Healthcare providers use Current Procedural Terminology (CPT) modifiers on billing claims to provide specific information about a service or procedure, ensuring accurate reimbursement from payers like Medicare. These two-character codes are attached to CPT or Healthcare Common Procedure Coding System (HCPCS) codes to signify that the service performed was altered by specific circumstances. Modifier GO is a specific identifier used in therapy services billing, signaling to the payer that the reported services fall under an occupational therapy plan of care.
Defining Modifier GO and Its Purpose
Modifier GO is officially defined by the Centers for Medicare & Medicaid Services (CMS) as “Services delivered under an outpatient occupational therapy plan of care.” This modifier is a component of Medicare Part B billing for rehabilitation services. Its primary function is to distinguish occupational therapy services from those provided by other disciplines, such as physical therapy or speech-language pathology.

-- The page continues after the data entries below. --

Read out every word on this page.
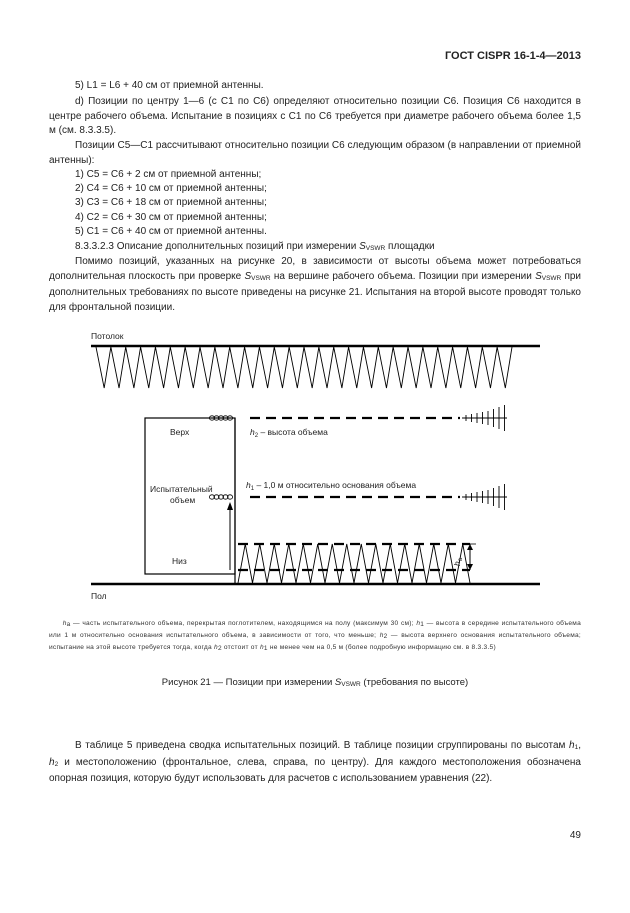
ГОСТ CISPR 16-1-4—2013
5) L1 = L6 + 40 см от приемной антенны.

d) Позиции по центру 1—6 (с С1 по С6) определяют относительно позиции С6. Позиция С6 находится в центре рабочего объема. Испытание в позициях с С1 по С6 требуется при диаметре рабочего объема более 1,5 м (см. 8.3.3.5).

Позиции С5—С1 рассчитывают относительно позиции С6 следующим образом (в направлении от приемной антенны):

1) С5 = С6 + 2 см от приемной антенны;
2) С4 = С6 + 10 см от приемной антенны;
3) С3 = С6 + 18 см от приемной антенны;
4) С2 = С6 + 30 см от приемной антенны;
5) С1 = С6 + 40 см от приемной антенны.
8.3.3.2.3 Описание дополнительных позиций при измерении SVSWR площадки

Помимо позиций, указанных на рисунке 20, в зависимости от высоты объема может потребоваться дополнительная плоскость при проверке SVSWR на вершине рабочего объема. Позиции при измерении SVSWR при дополнительных требованиях по высоте приведены на рисунке 21. Испытания на второй высоте проводят только для фронтальной позиции.

$h_a$
Потолок
Пол
Верх
Испытательный
объем
Низ
$h_2$ – высота объема
$h_1 - 1,0$ м относительно основания объема
  ha — часть испытательного объема, перекрытая поглотителем, находящимся на полу (максимум 30 см); h1 — высота в середине испытательного объема или 1 м относительно основания испытательного объема, в зависимости от того, что меньше; h2 — высота верхнего основания испытательного объема; испытание на этой высоте требуется тогда, когда h2 отстоит от h1 не менее чем на 0,5 м (более подробную информацию см. в 8.3.3.5)
Рисунок 21 — Позиции при измерении SVSWR (требования по высоте)

В таблице 5 приведена сводка испытательных позиций. В таблице позиции сгруппированы по высотам h1, h2 и местоположению (фронтальное, слева, справа, по центру). Для каждого местоположения обозначена опорная позиция, которую будут использовать для расчетов с использованием уравнения (22).

49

The use of GO ensures that the claims processing system accurately categorizes the service, matching it to the correct payment rules and documentation requirements. It must be present on a claim line for all covered occupational therapy procedures, regardless of whether a therapist or an assistant performed the service. The presence of GO signals that the service is delivered by an Occupational Therapist (OT) or under the supervision of one.

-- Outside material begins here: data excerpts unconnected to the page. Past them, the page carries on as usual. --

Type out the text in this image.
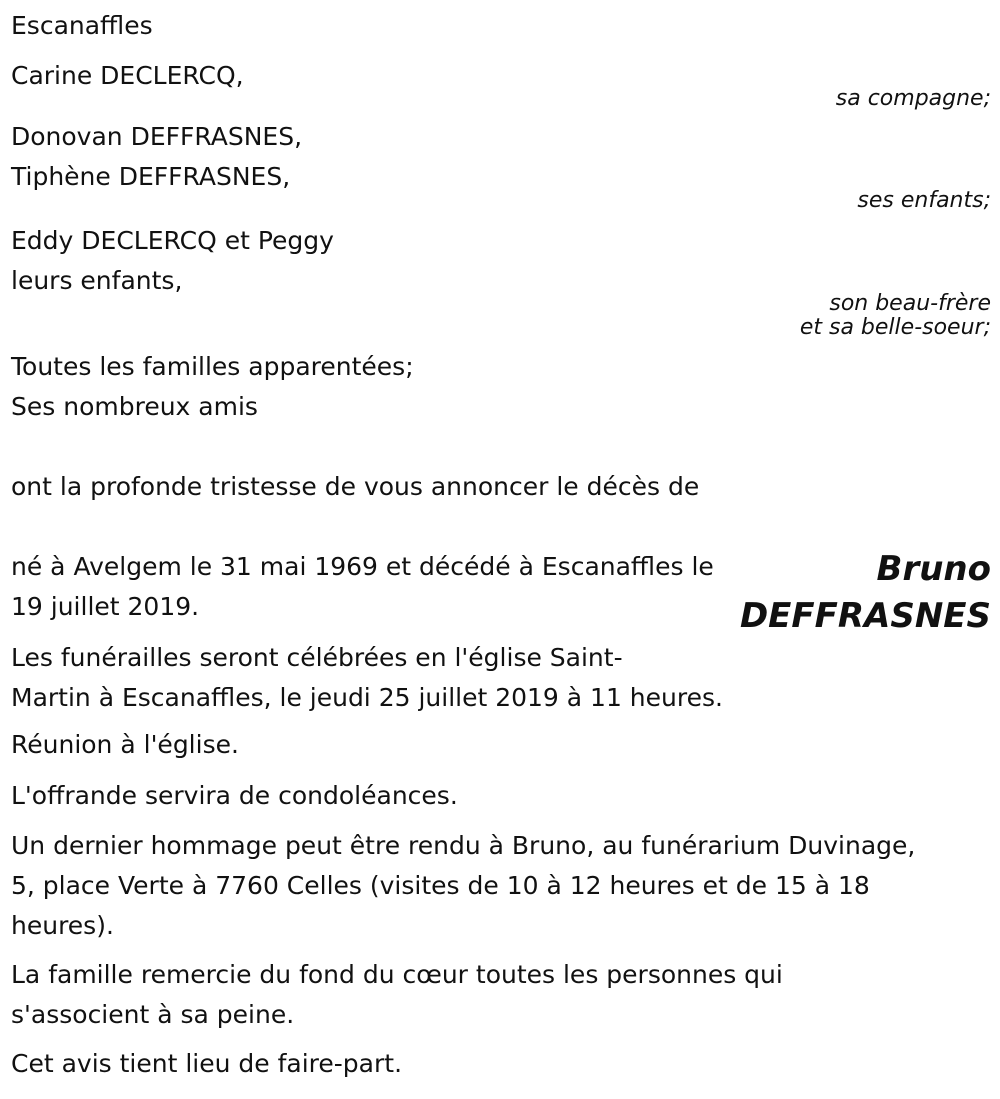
Escanaffles
Carine DECLERCQ,
sa compagne;
Donovan DEFFRASNES,
Tiphène DEFFRASNES,
ses enfants;
Eddy DECLERCQ et Peggy
leurs enfants,
son beau-frère
et sa belle-soeur;
Toutes les familles apparentées;
Ses nombreux amis
ont la profonde tristesse de vous annoncer le décès de
Bruno
DEFFRASNES
né à Avelgem le 31 mai 1969 et décédé à Escanaffles le
19 juillet 2019.
Les funérailles seront célébrées en l'église Saint-
Martin à Escanaffles, le jeudi 25 juillet 2019 à 11 heures.
Réunion à l'église.
L'offrande servira de condoléances.
Un dernier hommage peut être rendu à Bruno, au funérarium Duvinage,
5, place Verte à 7760 Celles (visites de 10 à 12 heures et de 15 à 18
heures).
La famille remercie du fond du cœur toutes les personnes qui
s'associent à sa peine.
Cet avis tient lieu de faire-part.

Applicability: Which Therapy Services Use GO?
Modifier GO is exclusively applicable to services provided under an Occupational Therapy plan of care. This includes all timed and untimed CPT/HCPCS codes used to bill for therapeutic procedures, evaluations, and modalities. It applies across various outpatient settings where Medicare Part B covers therapy, such as hospital outpatient departments, skilled nursing facilities, comprehensive outpatient rehabilitation facilities (CORFs), and private practice offices.
When a Certified Occupational Therapy Assistant (COTA) provides the care, the GO modifier must be submitted alongside the specific assistant modifier, CO, on the same service line. This pairing signals to Medicare that the services were furnished, in whole or in part, by the assistant. The GO modifier serves as the discipline-specific anchor for all occupational therapy services.
The Financial Impact of Using Modifier GO
The financial consequence of services identified under a GO plan of care arises when the assistant modifier, CO, is also applied. This mandatory payment differential was established by Section 53107 of the Bipartisan Budget Act of 2018 (BBA) and took effect on January 1, 2022. This legislation requires a payment reduction for outpatient therapy services provided by a therapy assistant.
The rule mandates that services furnished in whole or in part by a COTA are reimbursed at 85% of the rate paid for the same services when furnished by the occupational therapist. The reduction is triggered when the COTA provides more than 10% of the total time for a service unit, often referenced as the de minimis standard or the 8-minute rule for timed codes. If an occupational therapy service meets this threshold, the claim must include both the GO and CO modifiers to reflect the lower payment rate.
For example, if a provider bills for one 15-minute unit of therapeutic activity, and a COTA provides at least eight minutes of that service, the GO and CO modifiers must be paired. This signals to the Medicare system that the payment for that specific unit must be reduced by 15%. This policy aligns the reimbursement for therapy assistants with the model used for other non-physician practitioners, such as physician assistants.
When the occupational therapist provides the service entirely, or the COTA’s involvement falls below the de minimis threshold, only the GO modifier is used, and the provider receives the full 100% payment rate. The GO modifier establishes the context for whether the CO modifier and the associated 15% payment reduction are necessary. This distinction aims to achieve budget savings within the Medicare system by differentiating between services provided by the therapist versus the assistant.
Documentation and Auditing Requirements
The requirement for the GO and CO modifiers places an administrative burden on therapy providers to ensure compliance and avoid payment penalties. Providers must maintain detailed patient records that clearly document which personnel, the OT or the COTA, performed each specific service. This notation must include the exact time spent by each provider on all timed CPT codes.
Auditors rely on this documentation to verify that the CO modifier was applied correctly whenever the COTA’s time exceeded the de minimis threshold. Insufficient or contradictory documentation can lead to claims being denied or recouped during an audit. The accurate pairing of GO with CO, based on precise time-tracking, is the primary mechanism for demonstrating adherence to the mandatory 85% payment differential rule.